Another potential form of terminological confusion arises within this division’s discussion of perceptual content where a form of representationalism is floated. And while one form of “representationalism” is here taken up, the term “representationalism” is ambiguous in the literature. In this division, the term is used to pick out theories upon which experiential states somehow represent something or, alternatively, have content. Another common use of the term, however, picks out a theory (more commonly termed intentionalism in the contemporary literature) according to which the representational content of an experience supervenes upon the phenomenology of the experience. This form of representationalism receives almost no mention in this volume–though it is marginally broached (pp. 648-651) by Malika Auvray and Ophelia Deroy in “How Do Synaesthetes Experience the World?” This is a fairly glaring omission.
Furthermore, many will probably find themselves comfortable distinguishing between an experience being a representation and its having representational content. Perhaps analogously, pictures are representations which do not have representational content? And there is a distinction between an experience having intentionality (being about something) and the content of that experience. One could maintain that a perceptual experience of Eiffel Tower is about the Eiffel Tower but nevertheless lacks representational content. Finally, we can, I presume, distinguish between perceptual content and representational content in various ways. Perhaps the perceptual contents of perceptual experiences are objects and properties while the representational contents of those experiences are propositions?
These distinctions do not get clearly drawn (though Wayne Wright’s “Nonconceptual Content” draws an elegant and entirely appropriate yet far too often overlooked distinction between content nonconceptualism and state nonconceptualism which will help with making them) and they are critically important issues in the debates concerning the content of experiences.

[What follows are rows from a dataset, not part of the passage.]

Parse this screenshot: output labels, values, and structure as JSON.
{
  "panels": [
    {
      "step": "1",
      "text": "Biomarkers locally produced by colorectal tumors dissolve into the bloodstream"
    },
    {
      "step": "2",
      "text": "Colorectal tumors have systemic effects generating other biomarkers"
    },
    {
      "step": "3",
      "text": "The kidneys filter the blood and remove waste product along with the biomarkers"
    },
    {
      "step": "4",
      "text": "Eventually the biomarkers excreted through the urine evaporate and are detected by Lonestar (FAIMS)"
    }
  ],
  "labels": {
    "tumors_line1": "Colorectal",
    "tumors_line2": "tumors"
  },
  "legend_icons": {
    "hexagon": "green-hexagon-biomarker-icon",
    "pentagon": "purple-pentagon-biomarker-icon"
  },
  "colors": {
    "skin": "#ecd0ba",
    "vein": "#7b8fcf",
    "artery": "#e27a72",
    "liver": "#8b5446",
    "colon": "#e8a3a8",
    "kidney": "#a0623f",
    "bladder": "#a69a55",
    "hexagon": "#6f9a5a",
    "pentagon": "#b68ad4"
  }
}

One would expect an article in a handbook of this sort to take some of them up. But the extent to which they are taken up is not clear–especially so given that the primary article devoted to it (Bence Nanay, “Perceptual Representation / Perceptual Content”) concerns “perceptual content” which may or may not be equivalent to “representational content”. And while readers are instructed that perceptual contents may come in many different forms (e.g., it is floated without explanation that perhaps they are “Russellian gappy” or “Fregean gappy”), this will not be of much benefit to what I take to be a significant portion of this handbook’s audience, though granted, readers are referred to other literature (which they will need to consult if they hope to make sense of this).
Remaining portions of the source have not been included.